I suggest the following for time outs (my preferred terminology, pending is not exact enough):
- Define possible time out reasons in your SLA
Get the attention of your client or business to the possible reasons for delays. Make sure these are well understood and agreed upon.
- Make sure the time out reasons are the things out of your control
All things you can not control or guarantee should be listed as time out reasons. The first item will help in keeping this list short, since the business will not like too many exceptions.
- Provide the reason of each individual time out
Have the support personal select on of the reasons you listed in your SLA (even if it is only one). Log this in a reportable way and require an additional free text field for details.
- Allow only limited time outs
Indefinite time outs lead to indefinitely delayed incident resolution. If you stop escalations for eternity they will not return by itself.
- Inform the user about time outs
Send an automated mail about the time out or show the reason in your web support tool for the user to read. This manages the expectations and also reduces the possibility of pending fraud.
- Generate & review reports on time outs
Report on the delay per time out reason and check for ways of reducing this. Share this report with the business and jointly think about improvement options.
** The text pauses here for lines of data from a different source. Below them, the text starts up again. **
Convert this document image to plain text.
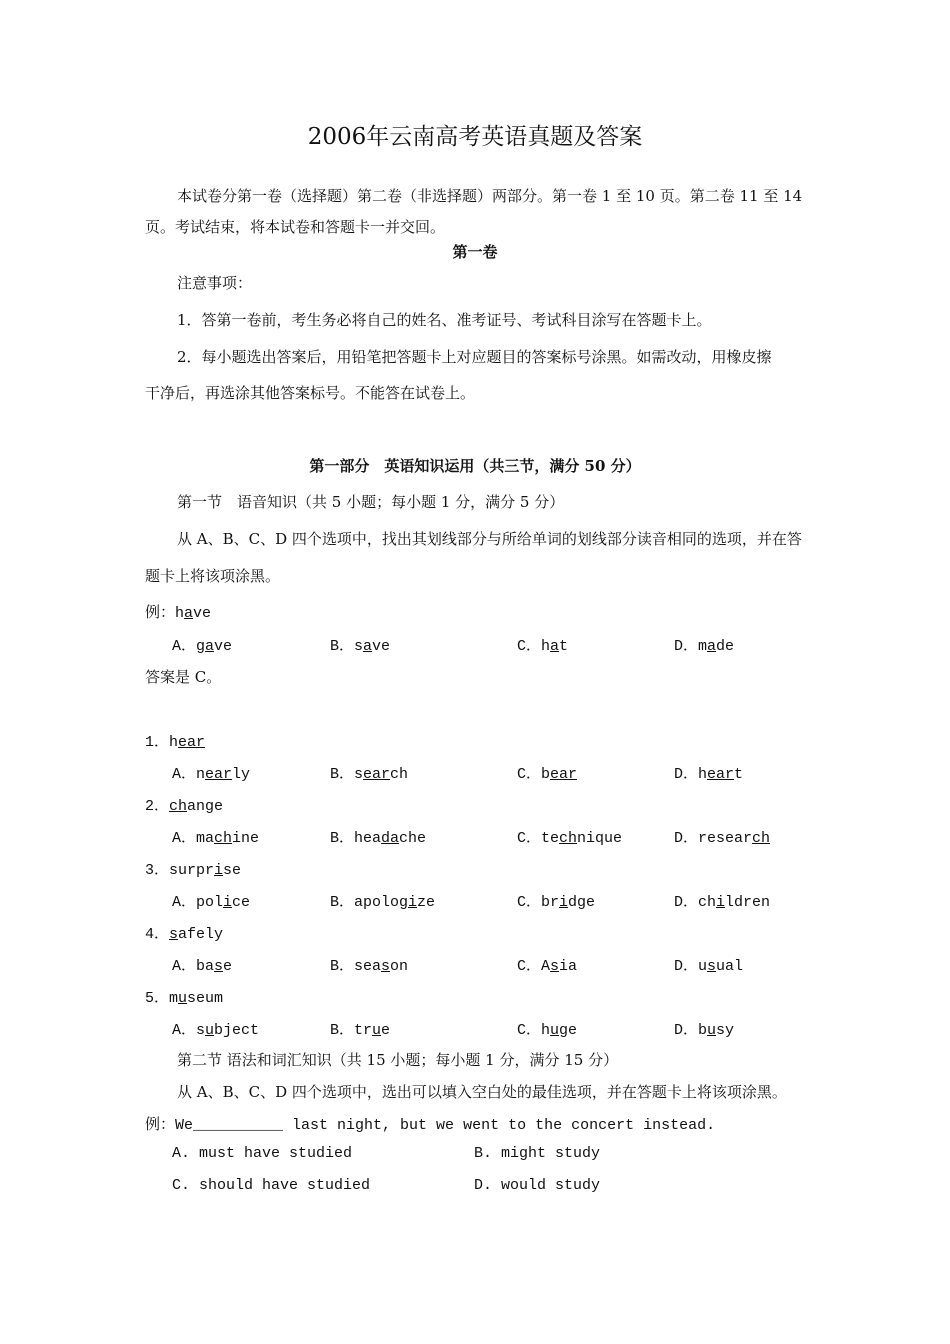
2006年云南高考英语真题及答案
本试卷分第一卷（选择题）第二卷（非选择题）两部分。第一卷 1 至 10 页。第二卷 11 至 14
页。考试结束，将本试卷和答题卡一并交回。
第一卷
注意事项：
1．答第一卷前，考生务必将自己的姓名、准考证号、考试科目涂写在答题卡上。
2．每小题选出答案后，用铅笔把答题卡上对应题目的答案标号涂黑。如需改动，用橡皮擦
干净后，再选涂其他答案标号。不能答在试卷上。
第一部分　英语知识运用（共三节，满分 50 分）
第一节　语音知识（共 5 小题；每小题 1 分，满分 5 分）
从 A、B、C、D 四个选项中，找出其划线部分与所给单词的划线部分读音相同的选项，并在答
题卡上将该项涂黑。
例：have
A．gave	B．save	C．hat	D．made
答案是 C。
1．hear
A．nearly	B．search	C．bear	D．heart
2．change
A．machine	B．headache	C．technique	D．research
3．surprise
A．police	B．apologize	C．bridge	D．children
4．safely
A．base	B．season	C．Asia	D．usual
5．museum
A．subject	B．true	C．huge	D．busy
第二节 语法和词汇知识（共 15 小题；每小题 1 分，满分 15 分）
从 A、B、C、D 四个选项中，选出可以填入空白处的最佳选项，并在答题卡上将该项涂黑。
例：We__________ last night, but we went to the concert instead.
A. must have studied	B. might study
C. should have studied	D. would study
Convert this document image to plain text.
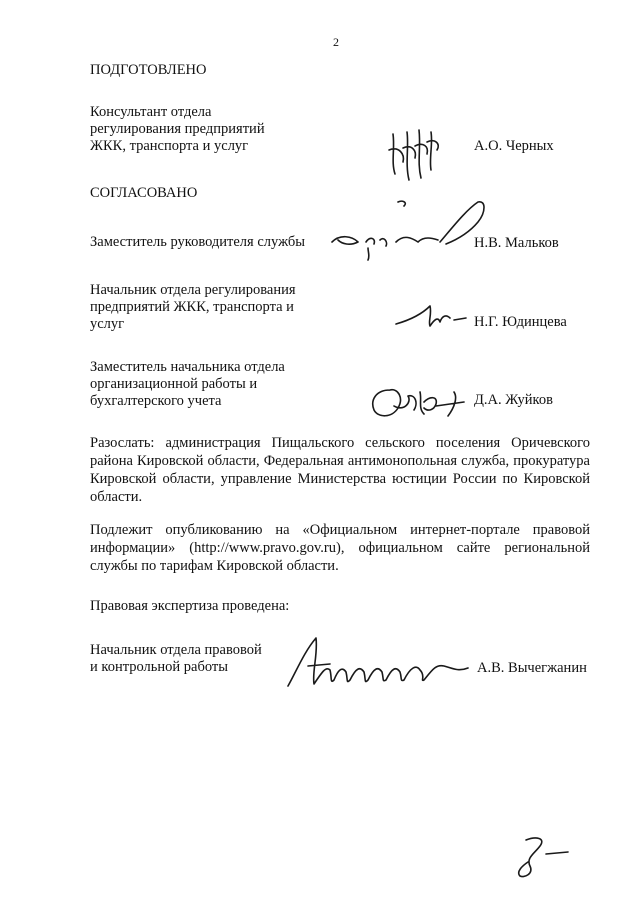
2
ПОДГОТОВЛЕНО
Консультант отдела
регулирования предприятий
ЖКК, транспорта и услуг	А.О. Черных
СОГЛАСОВАНО
Заместитель руководителя службы	Н.В. Мальков
Начальник отдела регулирования
предприятий ЖКК, транспорта и
услуг	Н.Г. Юдинцева
Заместитель начальника отдела
организационной работы и
бухгалтерского учета	Д.А. Жуйков
Разослать: администрация Пищальского сельского поселения Оричевского района Кировской области, Федеральная антимонопольная служба, прокуратура Кировской области, управление Министерства юстиции России по Кировской области.
Подлежит опубликованию на «Официальном интернет-портале правовой информации» (http://www.pravo.gov.ru), официальном сайте региональной службы по тарифам Кировской области.
Правовая экспертиза проведена:
Начальник отдела правовой
и контрольной работы	А.В. Вычегжанин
- Define the influence on escalations & SLAs separately
There may be situations where you have a defined action plan (e.g. vendor has to build a patch) which will take longer than your SLA. You may then either omit or reduce the escalations while still reporting the service level miss.
What kinds of time out reasons I can imagine? Well that depends on your situation and relationship with the business.
- A very common reason is that you need the customer / user to do something and he/she is not available.
- Another common one is “Agreed upon delay”. Sometimes the SLA forces me to fix this within a few hours while the customer / user does not want it to be fixed (e.g. battery issue with a laptop, while the user needs to go and present right now).
- If your business is responsible for third-party contracts and IT has no influence (or not enough) on external support another reason may be “Waiting for external service”.
- I have even seen a reason within an SLA stating that restoration of data is not part of the restoration of service since the amount of data influences this2.
This may seem like a lot of effort for a few simple process exceptions, but since they occur quite often it may be useful to think about this a bit more.
1: This is true for many incident workflow systems and in many configurations. It may or may not be the case for your individual setup, so please check it before relying on this information.
2: I would never suggest such a time out, it is just a sample. IT should design its restore capability to match the restore requirements and not the other way around.